I tried it out on other render hooks and found out I could use it practically anywhere I wanted to. I could also use this other handy line I’d seen sprinkled about in template files which generates the CSS class for a HTML element such as for the Login/Register buttons in
/templates/deluxe/checkout_login_register.tpl.php:

 
<?php $this->butLogin->Render('CssClass=button rounded') ?> 
<?php $this->butRegister->Render('CssClass=button rounded') ?>

I combined the lines in one render hook and was real (stupidly pleased) with myself. Example:

<?php $this->whatEver->Render('CssClass=awesome',
'Text='._sp("Awesome")) ?>

Keep your eyes peeled for $this->something->Render() in your templates and try it out for yourself.

Update!

I just wrote this post about getting the minicart from Webstore to show (with cart content intact). Now I’m thinking, using similar methods, what other features of Webstore can I bring into a WordPress theme? For instance, to get the Webstore menu – can I just copy menu.tpl.php into a WordPress theme file named menu.php and then call it with get_template_part(‘menu’);? Would surely be a lot easier than how I currently do it using code I wrote relying on Simple HTML Dom to get the menu! And I wouldn’t get chastised by snotty programmers about SHD using file_get_contents! Ha.

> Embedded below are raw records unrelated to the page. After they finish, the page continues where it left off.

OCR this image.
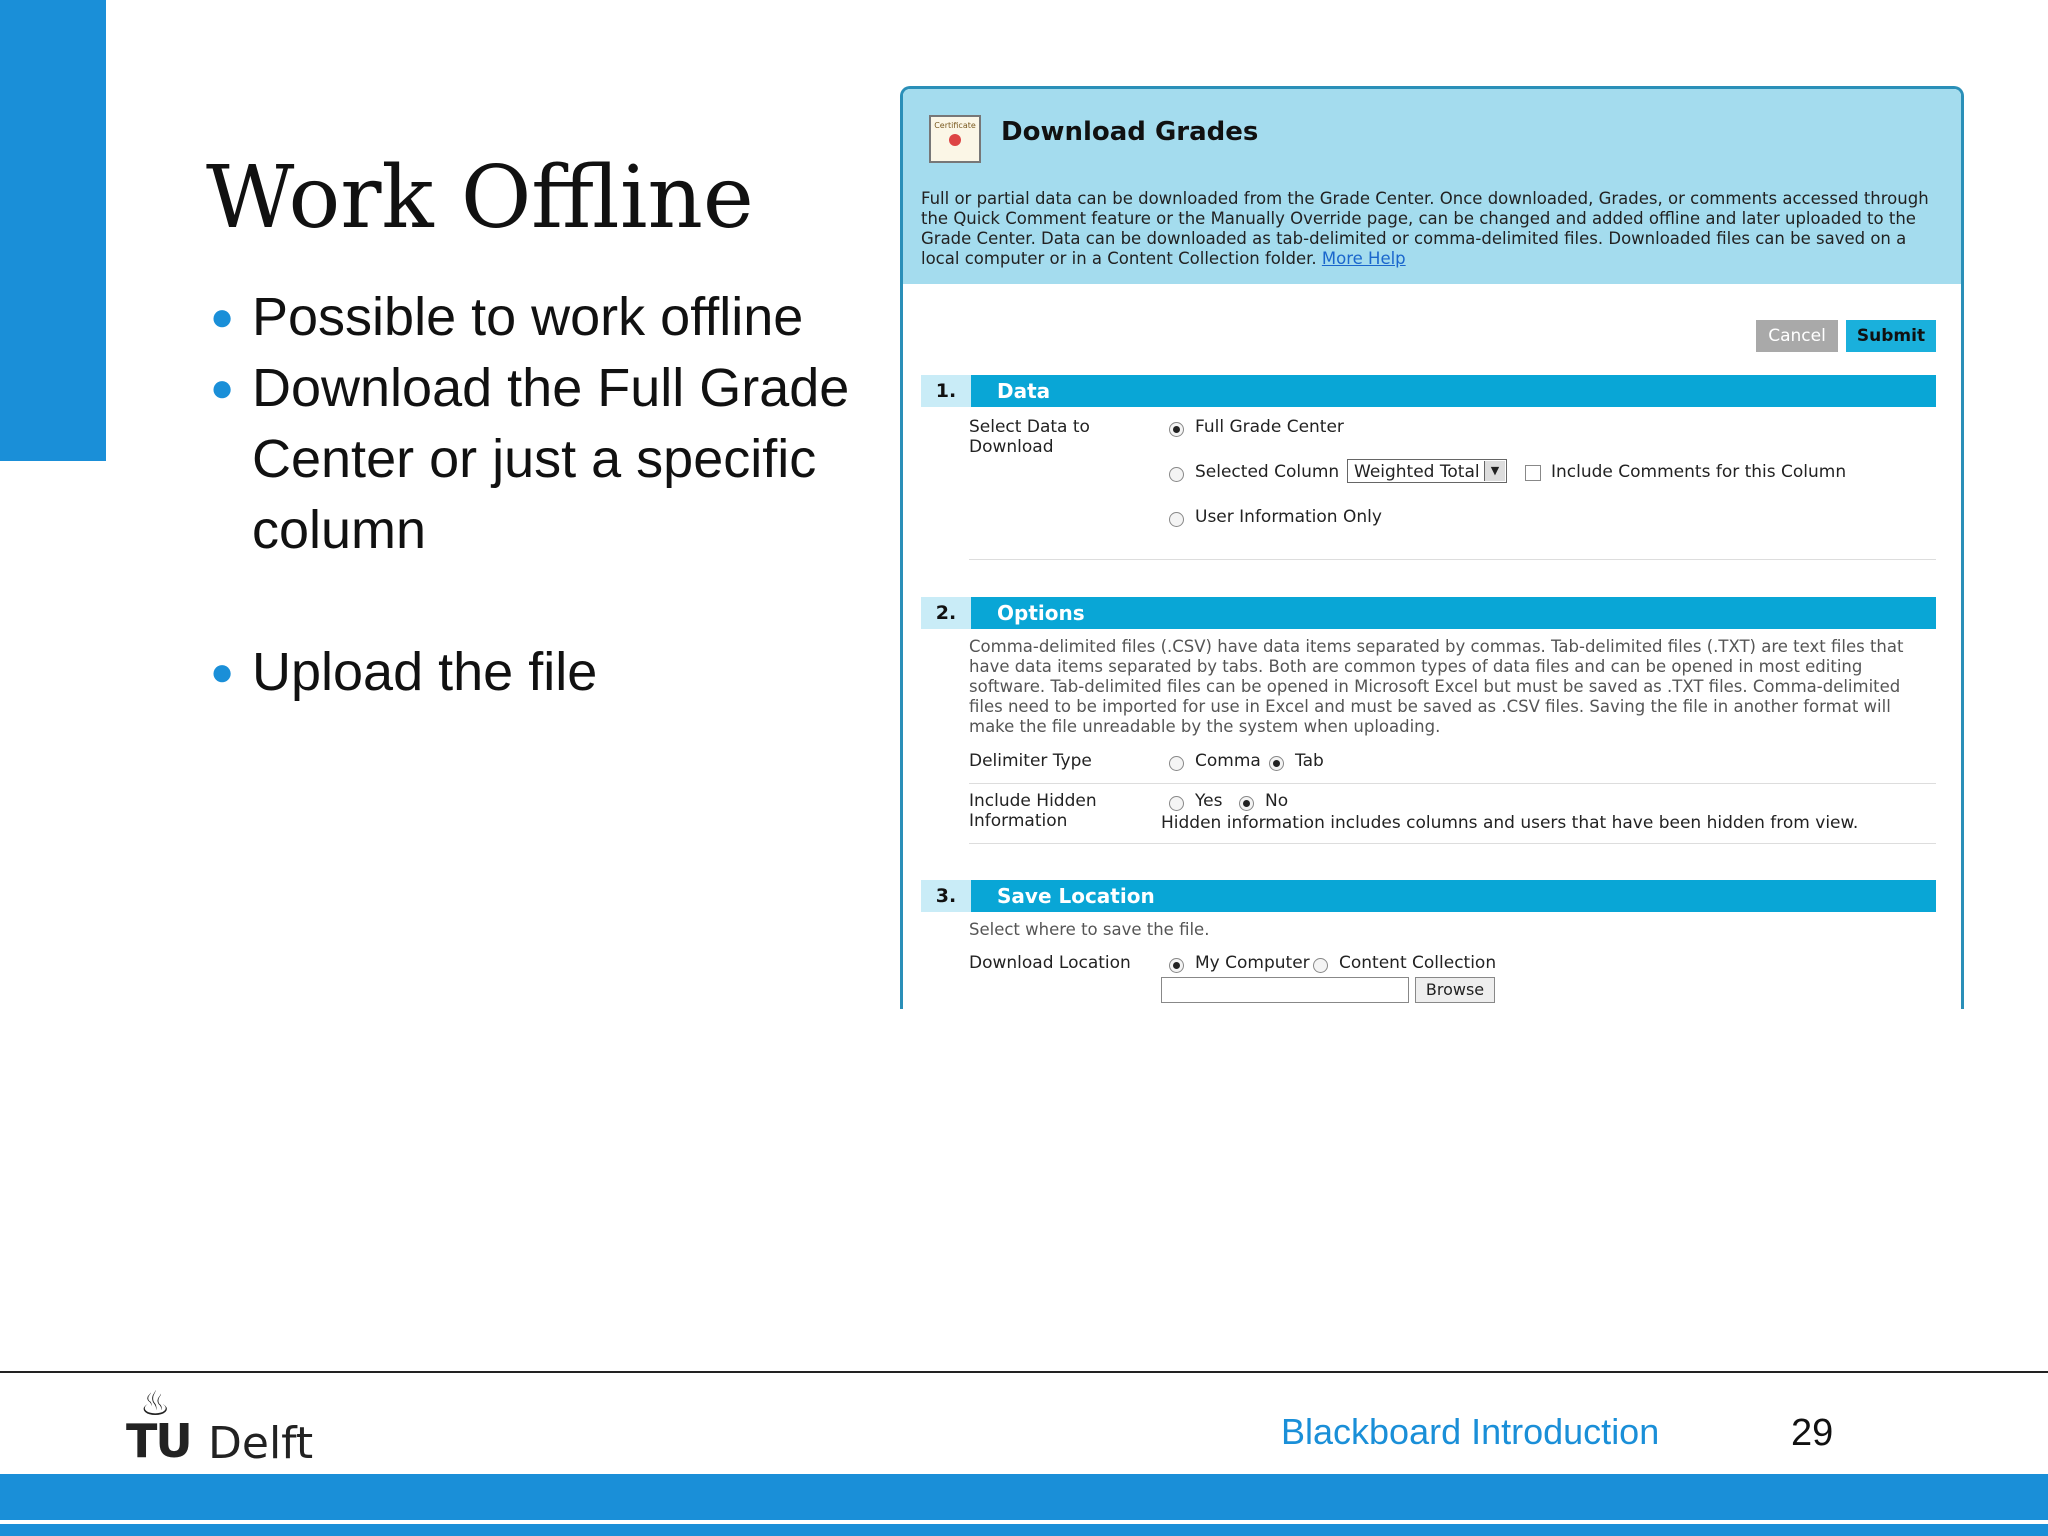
Work Offline
● Possible to work offline
● Download the Full Grade Center or just a specific column
● Upload the file
Certificate Download Grades
Full or partial data can be downloaded from the Grade Center. Once downloaded, Grades, or comments accessed through the Quick Comment feature or the Manually Override page, can be changed and added offline and later uploaded to the Grade Center. Data can be downloaded as tab-delimited or comma-delimited files. Downloaded files can be saved on a local computer or in a Content Collection folder. More Help
Cancel	Submit
1.	Data
Select Data to Download
Full Grade Center
Selected Column Weighted Total	▼	Include Comments for this Column
User Information Only
2.	Options
Comma-delimited files (.CSV) have data items separated by commas. Tab-delimited files (.TXT) are text files that have data items separated by tabs. Both are common types of data files and can be opened in most editing software. Tab-delimited files can be opened in Microsoft Excel but must be saved as .TXT files. Comma-delimited files need to be imported for use in Excel and must be saved as .CSV files. Saving the file in another format will make the file unreadable by the system when uploading.
Delimiter Type	Comma Tab
Include Hidden Information
Yes	No
Hidden information includes columns and users that have been hidden from view.
3.	Save Location
Select where to save the file.
Download Location	My Computer Content Collection
Browse
♨
TU Delft	Blackboard Introduction	29
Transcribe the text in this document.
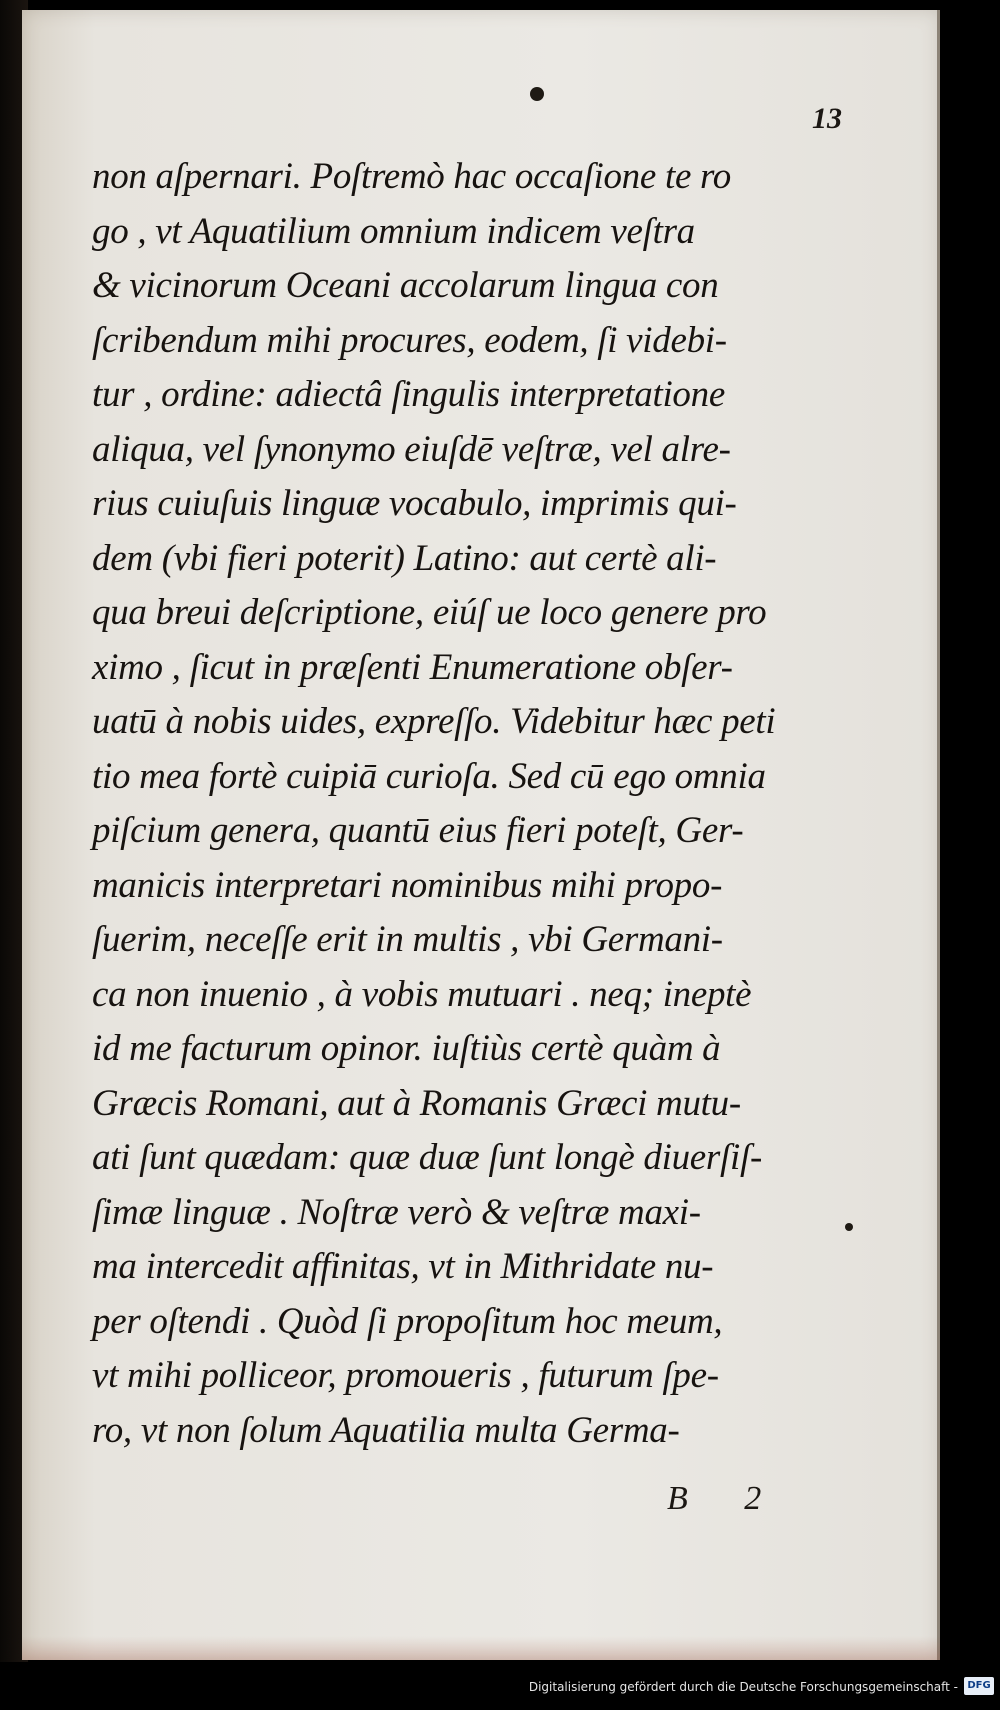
13
non aſpernari. Poſtremò hac occaſione te ro
go , vt Aquatilium omnium indicem veſtra
& vicinorum Oceani accolarum lingua con
ſcribendum mihi procures, eodem, ſi videbi-
tur , ordine: adiectâ ſingulis interpretatione
aliqua, vel ſynonymo eiuſdē veſtræ, vel alre-
rius cuiuſuis linguæ vocabulo, imprimis qui-
dem (vbi fieri poterit) Latino: aut certè ali-
qua breui deſcriptione, eiúſ ue loco genere pro
ximo , ſicut in præſenti Enumeratione obſer-
uatū à nobis uides, expreſſo. Videbitur hæc peti
tio mea fortè cuipiā curioſa. Sed cū ego omnia
piſcium genera, quantū eius fieri poteſt, Ger-
manicis interpretari nominibus mihi propo-
ſuerim, neceſſe erit in multis , vbi Germani-
ca non inuenio , à vobis mutuari . neq; ineptè
id me facturum opinor. iuſtiùs certè quàm à
Græcis Romani, aut à Romanis Græci mutu-
ati ſunt quædam: quæ duæ ſunt longè diuerſiſ-
ſimæ linguæ . Noſtræ verò & veſtræ maxi-
ma intercedit affinitas, vt in Mithridate nu-
per oſtendi . Quòd ſi propoſitum hoc meum,
vt mihi polliceor, promoueris , futurum ſpe-
ro, vt non ſolum Aquatilia multa Germa-
B 2
Digitalisierung gefördert durch die Deutsche Forschungsgemeinschaft - DFG
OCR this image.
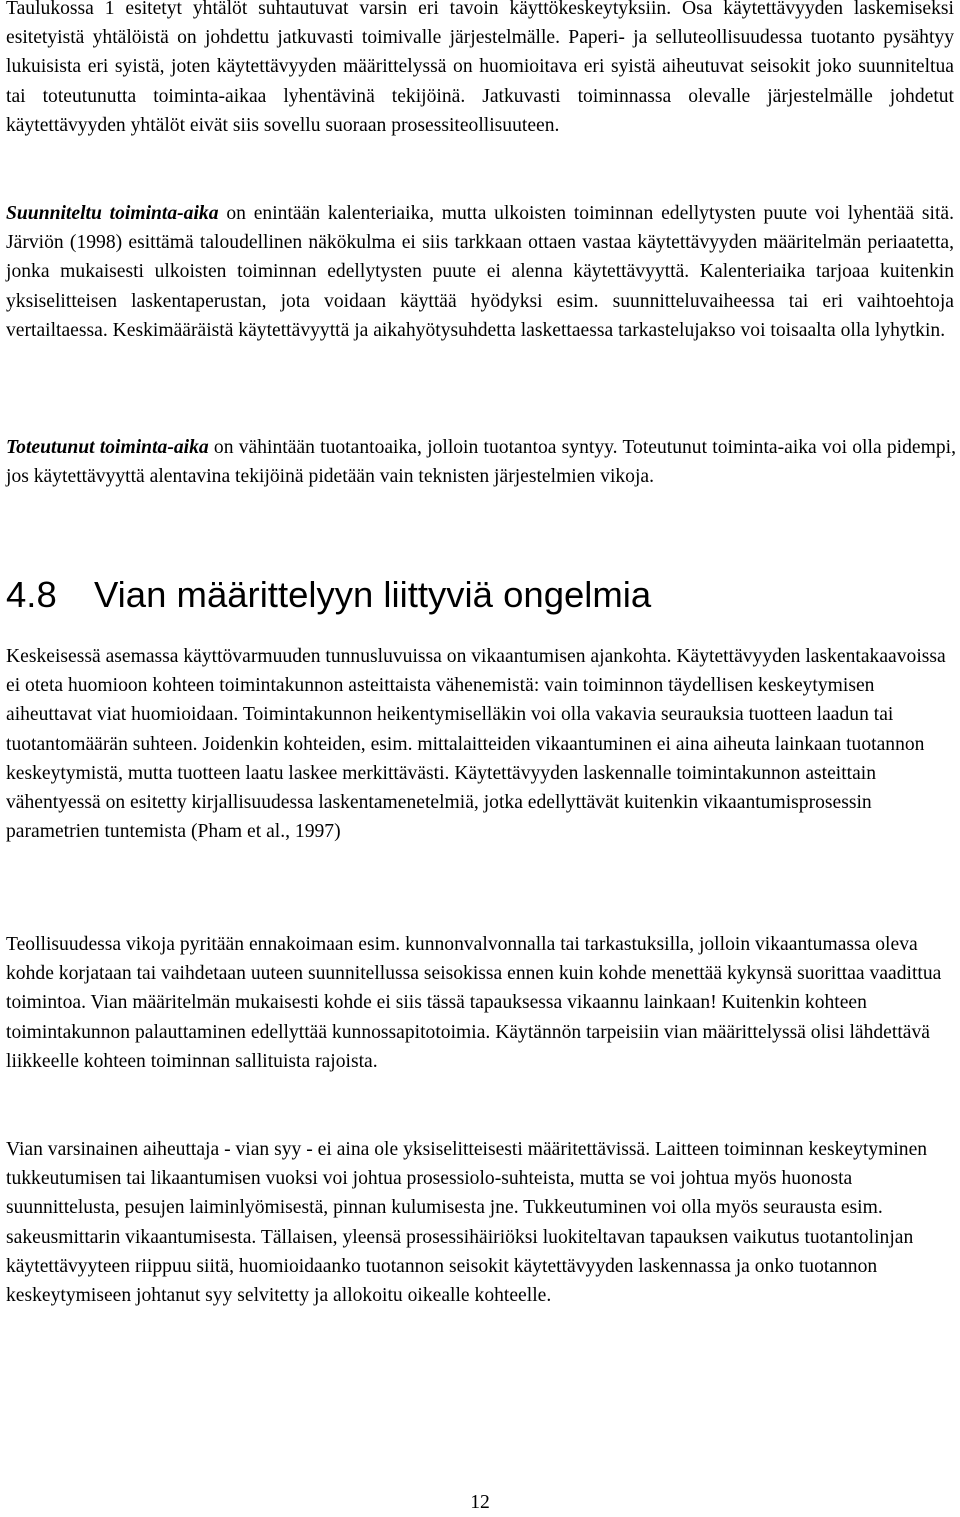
Taulukossa 1 esitetyt yhtälöt suhtautuvat varsin eri tavoin käyttökeskeytyksiin. Osa käytettävyyden laskemiseksi esitetyistä yhtälöistä on johdettu jatkuvasti toimivalle järjestelmälle. Paperi- ja selluteollisuudessa tuotanto pysähtyy lukuisista eri syistä, joten käytettävyyden määrittelyssä on huomioitava eri syistä aiheutuvat seisokit joko suunniteltua tai toteutunutta toiminta-aikaa lyhentävinä tekijöinä. Jatkuvasti toiminnassa olevalle järjestelmälle johdetut käytettävyyden yhtälöt eivät siis sovellu suoraan prosessiteollisuuteen.

Suunniteltu toiminta-aika on enintään kalenteriaika, mutta ulkoisten toiminnan edellytysten puute voi lyhentää sitä. Järviön (1998) esittämä taloudellinen näkökulma ei siis tarkkaan ottaen vastaa käytettävyyden määritelmän periaatetta, jonka mukaisesti ulkoisten toiminnan edellytysten puute ei alenna käytettävyyttä. Kalenteriaika tarjoaa kuitenkin yksiselitteisen laskentaperustan, jota voidaan käyttää hyödyksi esim. suunnitteluvaiheessa tai eri vaihtoehtoja vertailtaessa. Keskimääräistä käytettävyyttä ja aikahyötysuhdetta laskettaessa tarkastelujakso voi toisaalta olla lyhytkin.

Toteutunut toiminta-aika on vähintään tuotantoaika, jolloin tuotantoa syntyy. Toteutunut toiminta-aika voi olla pidempi, jos käytettävyyttä alentavina tekijöinä pidetään vain teknisten järjestelmien vikoja.

4.8 Vian määrittelyyn liittyviä ongelmia

Keskeisessä asemassa käyttövarmuuden tunnusluvuissa on vikaantumisen ajankohta. Käytettävyyden laskentakaavoissa ei oteta huomioon kohteen toimintakunnon asteittaista vähenemistä: vain toiminnon täydellisen keskeytymisen aiheuttavat viat huomioidaan. Toimintakunnon heikentymiselläkin voi olla vakavia seurauksia tuotteen laadun tai tuotantomäärän suhteen. Joidenkin kohteiden, esim. mittalaitteiden vikaantuminen ei aina aiheuta lainkaan tuotannon keskeytymistä, mutta tuotteen laatu laskee merkittävästi. Käytettävyyden laskennalle toimintakunnon asteittain vähentyessä on esitetty kirjallisuudessa laskentamenetelmiä, jotka edellyttävät kuitenkin vikaantumisprosessin parametrien tuntemista (Pham et al., 1997)

Teollisuudessa vikoja pyritään ennakoimaan esim. kunnonvalvonnalla tai tarkastuksilla, jolloin vikaantumassa oleva kohde korjataan tai vaihdetaan uuteen suunnitellussa seisokissa ennen kuin kohde menettää kykynsä suorittaa vaadittua toimintoa. Vian määritelmän mukaisesti kohde ei siis tässä tapauksessa vikaannu lainkaan! Kuitenkin kohteen toimintakunnon palauttaminen edellyttää kunnossapitotoimia. Käytännön tarpeisiin vian määrittelyssä olisi lähdettävä liikkeelle kohteen toiminnan sallituista rajoista.

Vian varsinainen aiheuttaja - vian syy - ei aina ole yksiselitteisesti määritettävissä. Laitteen toiminnan keskeytyminen tukkeutumisen tai likaantumisen vuoksi voi johtua prosessiolo-suhteista, mutta se voi johtua myös huonosta suunnittelusta, pesujen laiminlyömisestä, pinnan kulumisesta jne. Tukkeutuminen voi olla myös seurausta esim. sakeusmittarin vikaantumisesta. Tällaisen, yleensä prosessihäiriöksi luokiteltavan tapauksen vaikutus tuotantolinjan käytettävyyteen riippuu siitä, huomioidaanko tuotannon seisokit käytettävyyden laskennassa ja onko tuotannon keskeytymiseen johtanut syy selvitetty ja allokoitu oikealle kohteelle.

12
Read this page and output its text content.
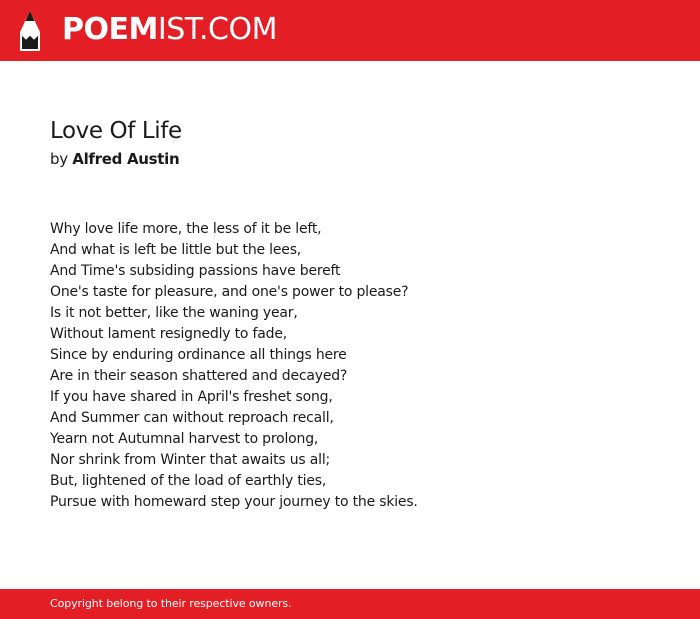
POEMIST.COM
Love Of Life
by Alfred Austin
Why love life more, the less of it be left,
And what is left be little but the lees,
And Time's subsiding passions have bereft
One's taste for pleasure, and one's power to please?
Is it not better, like the waning year,
Without lament resignedly to fade,
Since by enduring ordinance all things here
Are in their season shattered and decayed?
If you have shared in April's freshet song,
And Summer can without reproach recall,
Yearn not Autumnal harvest to prolong,
Nor shrink from Winter that awaits us all;
But, lightened of the load of earthly ties,
Pursue with homeward step your journey to the skies.
Copyright belong to their respective owners.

Anyway, I’ll let you know how it goes. But to me, this is very exciting. No doubt if the experiments work out super fast & easy Webstore & WordPress customizations will be possible for practically every project.

Update For the Update:

Sooo, experimenting didn’t go very far. Seems requiring prepend.inc.php is able to get the cart
– probably because at the top of minicart.tpl.php there’s this neat code:

 $cart = Cart::get_cart();
$items = $cart->GetCartItemArray();  

but if you need more you’d have to require webstore index.php. Because it loads the functions for the category menu. I think. Experimenting doing just that however led to an error that read: Template file is missing. Because of course webstore’s index.php was trying to find various template files (like index.tpl.php) in WordPress which I’ve got installed in the root. Webstore is installed in /shop. When I have more time to fool around with this I’ll have time to move WordPress into a sub-directory of the webstore location – like /shop/wordpress… The good news about all of this is that it seems as if the outlook is good. I couldn’t successfully get the webstore menu to show up in my WordPress theme by using get_template_part(‘webstore-menu’); which of course was just a copy of menu.tpl.php…
But I also didn’t run into any PHP errors. Makes me think that if everything is in the right order and place t might work out. One day. I’ll beat this one day!
Happy coding.

Legacy Code Notice

Don’t use:

 $cart = Cart::get_cart();

Do use:

 $cart = Cart::GetCart();

get_cart(); can get the cart but it will fill your error logs with statements about using legacy code.